Possiamo pure far finta di credere pure a chi crede ancora oggi che l’Afghanistan degli ultimi vent’anni, de-talebanizzato dagli americani, sia stato un bengodi di libertà e benessere e non un faticosissimo processo di decostruzione di un intricato sistema di leggi tribali e coraniche fondate sull’oppressione della donna e sulla legge del più forte.
Possiamo far finta di credere pure che gli americani non stessero facendo il doppio gioco da almeno cinque o sei anni, sostenendo il governo fantoccio di Kabul e intanto chiacchierando amabilmente coi capi talebani a Doha di un eventuale, futuribile, insediamento di un nuovo emirato islamico in Afghanistan, con tanti saluti a tutte le chiacchiere sul nation building e sull’esportazione della democrazia.
Possiamo far finta di credere a tutto, insomma, basta che non ci prendete per fessi.
Perché non ci vuole una laurea in geopolitica internazionale per capire che tutto l’interesse a normalizzare la crisi afghana ha un unico obiettivo: evitare che dall’Afghanistan arrivi una fiumana di profughi da accogliere.

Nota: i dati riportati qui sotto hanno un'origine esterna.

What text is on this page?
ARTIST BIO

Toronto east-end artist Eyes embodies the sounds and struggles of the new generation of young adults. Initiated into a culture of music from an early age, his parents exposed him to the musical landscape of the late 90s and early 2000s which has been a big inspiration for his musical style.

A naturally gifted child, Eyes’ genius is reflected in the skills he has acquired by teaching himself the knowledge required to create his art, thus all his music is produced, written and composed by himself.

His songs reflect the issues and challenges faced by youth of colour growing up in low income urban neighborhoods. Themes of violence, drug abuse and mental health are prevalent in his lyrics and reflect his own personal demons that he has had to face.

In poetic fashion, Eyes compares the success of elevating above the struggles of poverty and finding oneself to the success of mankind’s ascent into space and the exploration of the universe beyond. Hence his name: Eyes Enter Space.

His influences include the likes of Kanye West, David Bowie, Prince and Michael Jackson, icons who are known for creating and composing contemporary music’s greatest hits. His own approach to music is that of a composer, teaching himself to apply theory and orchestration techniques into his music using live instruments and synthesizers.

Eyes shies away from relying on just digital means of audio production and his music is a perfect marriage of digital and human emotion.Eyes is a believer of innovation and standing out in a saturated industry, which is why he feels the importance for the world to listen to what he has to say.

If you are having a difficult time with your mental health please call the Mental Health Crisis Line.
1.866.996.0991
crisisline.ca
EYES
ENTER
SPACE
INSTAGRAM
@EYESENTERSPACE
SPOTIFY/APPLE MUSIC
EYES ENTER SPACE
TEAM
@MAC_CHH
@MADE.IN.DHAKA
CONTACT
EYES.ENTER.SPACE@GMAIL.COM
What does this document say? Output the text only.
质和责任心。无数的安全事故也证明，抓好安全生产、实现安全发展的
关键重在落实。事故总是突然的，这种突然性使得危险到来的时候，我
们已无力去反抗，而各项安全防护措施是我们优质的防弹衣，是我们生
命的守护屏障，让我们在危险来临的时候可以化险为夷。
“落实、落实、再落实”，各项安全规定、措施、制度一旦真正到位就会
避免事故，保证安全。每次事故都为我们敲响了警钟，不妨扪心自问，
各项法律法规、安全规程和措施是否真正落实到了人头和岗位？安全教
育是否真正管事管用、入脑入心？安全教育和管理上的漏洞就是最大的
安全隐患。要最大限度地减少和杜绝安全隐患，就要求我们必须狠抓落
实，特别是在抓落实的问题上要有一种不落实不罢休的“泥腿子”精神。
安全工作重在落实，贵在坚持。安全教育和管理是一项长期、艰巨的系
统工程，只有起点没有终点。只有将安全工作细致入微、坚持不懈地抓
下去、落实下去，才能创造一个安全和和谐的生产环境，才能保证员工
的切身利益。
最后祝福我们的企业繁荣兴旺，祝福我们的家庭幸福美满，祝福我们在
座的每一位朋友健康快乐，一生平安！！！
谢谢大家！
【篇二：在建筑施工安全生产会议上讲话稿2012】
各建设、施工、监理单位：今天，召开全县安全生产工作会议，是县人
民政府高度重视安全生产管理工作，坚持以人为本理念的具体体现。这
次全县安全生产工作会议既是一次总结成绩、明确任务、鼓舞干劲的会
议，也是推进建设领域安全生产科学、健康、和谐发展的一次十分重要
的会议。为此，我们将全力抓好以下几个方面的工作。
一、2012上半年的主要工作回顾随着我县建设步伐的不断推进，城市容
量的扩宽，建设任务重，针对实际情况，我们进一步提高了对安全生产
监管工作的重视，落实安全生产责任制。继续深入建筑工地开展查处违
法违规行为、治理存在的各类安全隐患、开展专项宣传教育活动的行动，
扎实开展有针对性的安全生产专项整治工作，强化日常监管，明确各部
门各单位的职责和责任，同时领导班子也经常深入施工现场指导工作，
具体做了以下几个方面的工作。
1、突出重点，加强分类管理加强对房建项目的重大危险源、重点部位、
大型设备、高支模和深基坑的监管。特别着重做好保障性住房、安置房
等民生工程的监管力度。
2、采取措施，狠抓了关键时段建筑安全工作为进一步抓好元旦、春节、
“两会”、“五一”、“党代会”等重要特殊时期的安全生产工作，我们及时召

Ad aprire la strada – o meglio: a chiuderla a doppia mandata – è stato il Pakistan, che Occidente non è, ma che ha deciso comunque di mettere in galera e rispedire a casa propria chiunque provi a varcare il confine tra i due Paesi. Del resto, se i Talebani sono diventati così buoni e moderati, perché scappare in massa dai loro kalashnikov? Lo stesso presidente americano Joe Biden del resto ha minimizzato la questione degli afghani – “qualcuno”, ha detto – che se ne vogliono andare. E ha detto che difenderà con la diplomaziai diritti delle donne afghane. Di ospitarle in America, nemmeno per sogno.
L’Europa, al solito, non ha fatto mancare il suo fondamentale contributo, in ogni caso. Per bocca di Emmanuel Macron, prima di tutto, per il quale la grande emergenza dei prossimi mesi sarà quella dell’immigrazione clandestina, con tanti saluti per le donne afghane. Del resto, basta solo riavvolgere il nastro di qualche giorno per trovare notizia dei sei Paesi europei – Austria, Belgio, Danimarca, Grecia, Olanda e pure la Germania di Angela Merkel – che premevano per rimpatriare comunque i profughi afghani, nonostante i Talebani fossero già alle porte di Kabul.
Ma siccome in questa estate di notti magiche l’Italia non è inferiore a nessuno, pure Draghi, Salvini e Conte , in un inconsueto afflato tripartisan si sono prodigati a parlare del rischio di recrudescenza del terrorismo internazionale (Salvini e Draghi), di quanto questi vent’anni di occupazione militare atlantica abbiano comunque cambiato l’Afghanistan e che accoglieremo solamente chi ha collaborato con noi (Draghi), di quanto in fondo questi talebani sembrino molto diversi dai loro predecessori del 1996 (Conte). Nessuno dei tre ha osato parlare di accoglienza, di profughi, di corridoi umanitari. E pure chi ha stigmatizzato la ritirata occidentale dal suolo afghano – da Renzi a Berlusconi – si è ben guardato dal pronunciare la parola accoglienza. Che grandioso spirito di squadra, in quest’estate italiana.